Un gesto imprevedibile: Gesù che prepara una frusta, la brandisce e attraversa l'atrio del tempio come un torrente in piena che travolge uomini, animali, tavoli e monete.
All'avvicinarsi della Pasqua, questo gesto risuona carico di profezia: “Non fate della casa del Padre mio un mercato!” Del tempio di Gerusalemme, di ogni chiesa, di ogni credente. Non fare mercato della fede! Non adottare con Dio la legge scadente dello scambio di favori, dove tu dai qualcosa a Dio (una Messa, un'offerta, una candela, un fioretto...) perché lui in cambio dia qualcosa a te. Se facciamo così siamo solo dei cambiavalute, e Gesù rovescerà il nostro tavolo. Stiamo instaurando al cuore della fede la legge decadente del mercato.
Probabilmente già un’ora dopo i mercanti, recuperate le loro bestie, avevano rioccupato le loro postazioni. Il denaro scorreva di nuovo di mano in mano, necessario e benedetto. Eppure il gesto di Gesù non va a vuoto. Quell’evento è ancora profezia per i custodi dei templi di oggi, e invita tutti a investire in progetti di persone, in patrimoni relazionali più che in patrimoni economici, a mettere i poveri prima delle armi, le persone davanti ai carri armati, il contrario dell’infausta legge del nostro parlamento! Il Maestro e il discepolo alzano ancora la frusta di cordicelle sui mercanti d’armi, pronti a violare l’uomo, tempio e gloria di Dio.
Quando i Giudei gliene chiedono conto, Gesù li porta su un altro piano: Distruggete questo tempio e io lo riedificherò. Non per una sfida a colpi di miracolo, ma per una alternativa: tutt’altro è il tempio di Dio.

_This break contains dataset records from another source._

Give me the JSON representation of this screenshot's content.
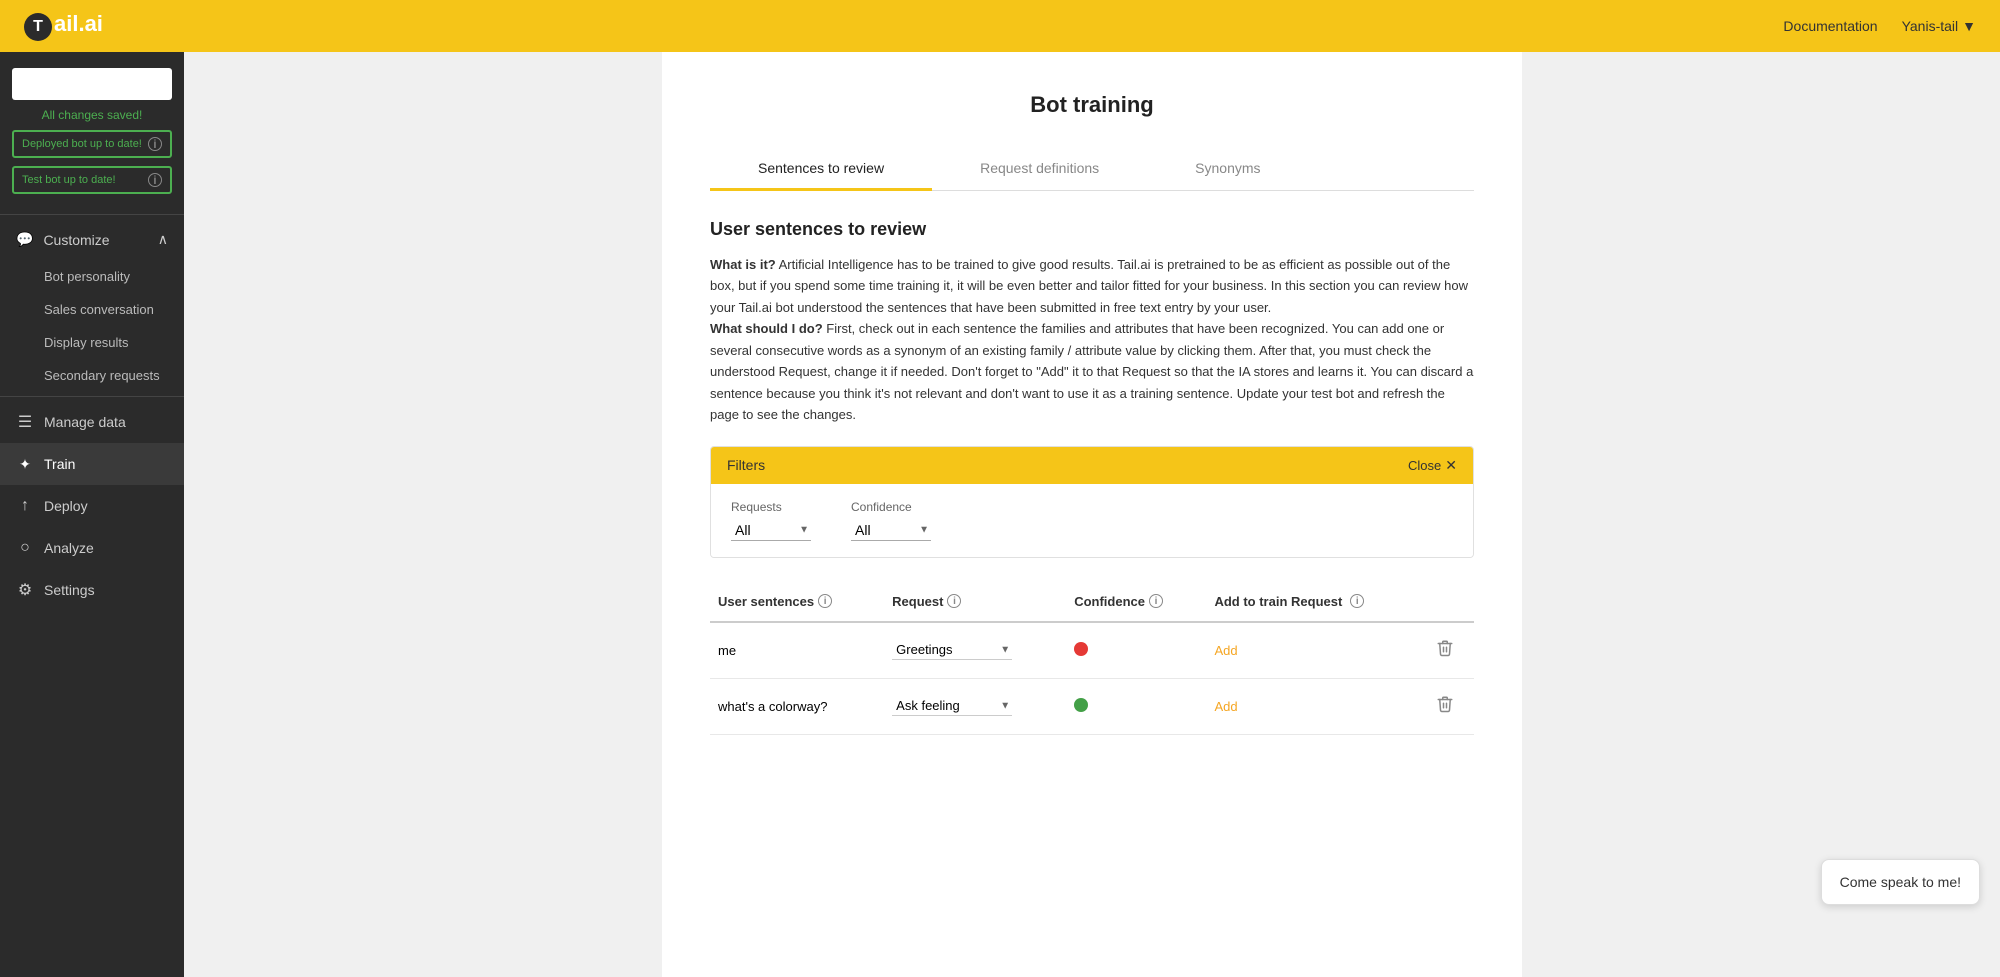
{
  "topbar": {
    "logo": "Tail.ai",
    "logo_t": "T",
    "logo_rest": "ail.ai",
    "doc_link": "Documentation",
    "user": "Yanis-tail",
    "user_chevron": "▼"
  },
  "sidebar": {
    "input_placeholder": "",
    "status": "All changes saved!",
    "btn_deployed": "Deployed bot up to date!",
    "btn_test": "Test bot up to date!",
    "customize_label": "Customize",
    "customize_chevron": "∧",
    "sub_items": [
      {
        "label": "Bot personality"
      },
      {
        "label": "Sales conversation"
      },
      {
        "label": "Display results"
      },
      {
        "label": "Secondary requests"
      }
    ],
    "nav_items": [
      {
        "label": "Manage data",
        "icon": "☰"
      },
      {
        "label": "Train",
        "icon": "✦"
      },
      {
        "label": "Deploy",
        "icon": "↑"
      },
      {
        "label": "Analyze",
        "icon": "○"
      },
      {
        "label": "Settings",
        "icon": "⚙"
      }
    ]
  },
  "main": {
    "title": "Bot training",
    "tabs": [
      {
        "label": "Sentences to review",
        "active": true
      },
      {
        "label": "Request definitions",
        "active": false
      },
      {
        "label": "Synonyms",
        "active": false
      }
    ],
    "section_title": "User sentences to review",
    "info_what_label": "What is it?",
    "info_what_text": "Artificial Intelligence has to be trained to give good results. Tail.ai is pretrained to be as efficient as possible out of the box, but if you spend some time training it, it will be even better and tailor fitted for your business. In this section you can review how your Tail.ai bot understood the sentences that have been submitted in free text entry by your user.",
    "info_should_label": "What should I do?",
    "info_should_text": "First, check out in each sentence the families and attributes that have been recognized. You can add one or several consecutive words as a synonym of an existing family / attribute value by clicking them. After that, you must check the understood Request, change it if needed. Don't forget to \"Add\" it to that Request so that the IA stores and learns it. You can discard a sentence because you think it's not relevant and don't want to use it as a training sentence. Update your test bot and refresh the page to see the changes.",
    "filters": {
      "header": "Filters",
      "close_label": "Close",
      "requests_label": "Requests",
      "requests_value": "All",
      "confidence_label": "Confidence",
      "confidence_value": "All"
    },
    "table": {
      "col_sentences": "User sentences",
      "col_request": "Request",
      "col_confidence": "Confidence",
      "col_add": "Add to train Request",
      "rows": [
        {
          "sentence": "me",
          "request": "Greetings",
          "confidence": "red",
          "add_label": "Add"
        },
        {
          "sentence": "what's a colorway?",
          "request": "Ask feeling",
          "confidence": "green",
          "add_label": "Add"
        }
      ]
    }
  },
  "chat_bubble": {
    "text": "Come speak to me!"
  }
}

Non è questione di templi né di luoghi, di Sion o di Garizim, come aveva chiesto la Samaritana al pozzo, ma di spirito e verità. Gesù infatti il recinto del tempio lo frequentava poco, ma camminava per la più bella cattedrale del mondo, tre anni di strade, case, campi, lago, villaggi e polvere di Palestina, perché Dio abita la vita di ogni giorno, suo tempio fragile, bellissimo e infinito.
E quando i profeti parlavano di prostituzione nel tempio, intendevano proprio il culto tanto pio quanto offensivo di Dio: io ti do preghiere e sacrifici, tu mi dai sicurezza e salute.
L'amore non si mendica, non si impone, non si finge.
Dio è di tutti e non si compra neanche a prezzo della moneta più pura.
Dio non si merita, si accoglie.
Ma poi, se entrasse in casa mia, cosa rovescerebbe a terra, tra i miei piccoli o grandi idoli? Tutto il superfluo, da cui siamo sommersi.
L’ultima parola del Vangelo oggi dice: «Egli sapeva quello che c’è in ogni uomo».
O Dio che conosci le ansie e le paure, le luci e le tenebre nel cuore mio, tu che ci hai fatti così, ricordati che siamo vulnerabili e cadiamo facilmente, ma ricordaci anche che siamo tempio tuo, che ci rialzerai di nuovo, che in noi c’è un bene più forte e più antico del male, che siamo la casa dell’amore di domani.